Similar to Rockefeller, the deal makers of the future will seek whatever arrangements allow their companies to build capabilities, rather than total-control buyouts. These new organizations are likely to operate quite differently from traditional corporations. The most successful will develop clear joint goals and an entrepreneurially enabled management style that focuses more on outcomes than on control.
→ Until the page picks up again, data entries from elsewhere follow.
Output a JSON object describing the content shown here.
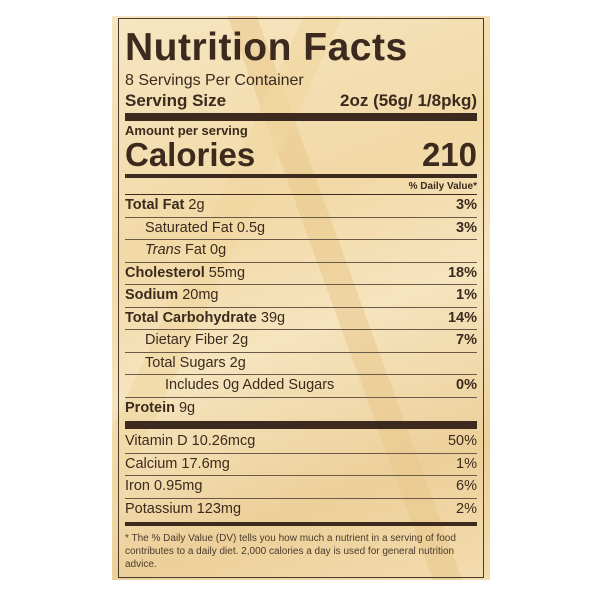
{
  "title": "Nutrition Facts",
  "servings_per_container": "8 Servings Per Container",
  "serving_size": {
    "label": "Serving Size",
    "value": "2oz (56g/ 1/8pkg)"
  },
  "amount_per_serving": "Amount per serving",
  "calories": {
    "label": "Calories",
    "value": "210"
  },
  "daily_value_header": "% Daily Value*",
  "nutrients": [
    {
      "label": "Total Fat",
      "amount": "2g",
      "dv": "3%"
    },
    {
      "label": "Saturated Fat",
      "amount": "0.5g",
      "dv": "3%"
    },
    {
      "label": "Trans",
      "label2": "Fat",
      "amount": "0g",
      "dv": ""
    },
    {
      "label": "Cholesterol",
      "amount": "55mg",
      "dv": "18%"
    },
    {
      "label": "Sodium",
      "amount": "20mg",
      "dv": "1%"
    },
    {
      "label": "Total Carbohydrate",
      "amount": "39g",
      "dv": "14%"
    },
    {
      "label": "Dietary Fiber",
      "amount": "2g",
      "dv": "7%"
    },
    {
      "label": "Total Sugars",
      "amount": "2g",
      "dv": ""
    },
    {
      "label": "Includes 0g Added Sugars",
      "amount": "",
      "dv": "0%"
    },
    {
      "label": "Protein",
      "amount": "9g",
      "dv": ""
    }
  ],
  "vitamins": [
    {
      "label": "Vitamin D",
      "amount": "10.26mcg",
      "dv": "50%"
    },
    {
      "label": "Calcium",
      "amount": "17.6mg",
      "dv": "1%"
    },
    {
      "label": "Iron",
      "amount": "0.95mg",
      "dv": "6%"
    },
    {
      "label": "Potassium",
      "amount": "123mg",
      "dv": "2%"
    }
  ],
  "footnote": "* The % Daily Value (DV) tells you how much a nutrient in a serving of food contributes to a daily diet. 2,000 calories a day is used for general nutrition advice."
}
Managers will also have to embrace the concept that not all ideas will be market winners—but until you try, you won’t know. Failure doesn’t necessarily indicate bad management, and the folks in HR must learn to separate business results from their assessment of the managers involved. Amazon, for one, knows this well: Everyone is impressed with the company’s big successes, but equally important is how quickly the company acts to shut down poor performers such as the Fire Phone and Amazon Destinations. Today’s low cost of capital creates a powerful financial incentive to put money to work by investing in a portfolio of ideas and capabilities. Companies will need to double down on what works and quickly cull the losers.
Looking out still further into the future, we may see companies that differ even more from today’s corporations. Consider Elon Musk’s enterprises: Tesla, SpaceX, SolarCity, and the Boring Company are companies with different missions but cut from the same cultural cloth and with organizational overlaps. (Tesla and SolarCity have recently merged; SpaceX uses technology from both.) In some respects this represents a return to the concepts of the Japanese keiretsu or the Korean chaebol.
A 1911 Supreme Court decree famously broke up Rockefeller’s Standard Oil into 34 different companies. Though hotly contested at the time, the breakup turned out to be a boon for shareholders, creating a fierce set of rivals that amassed immense wealth. Likewise, our research shows that active divestitures and separation activity should be a regular part of the M&A toolkit. The best performers may enter into plenty of capability-driven business combinations, but they also prune the portfolio religiously.
So, in many respects, we can expect M&A in the future to look very similar to M&A in the past—the distant past. Similar to Rockefeller, deal makers will pursue a strategy of alliances, joint ventures, and partnerships that can come together temporarily or permanently to create value.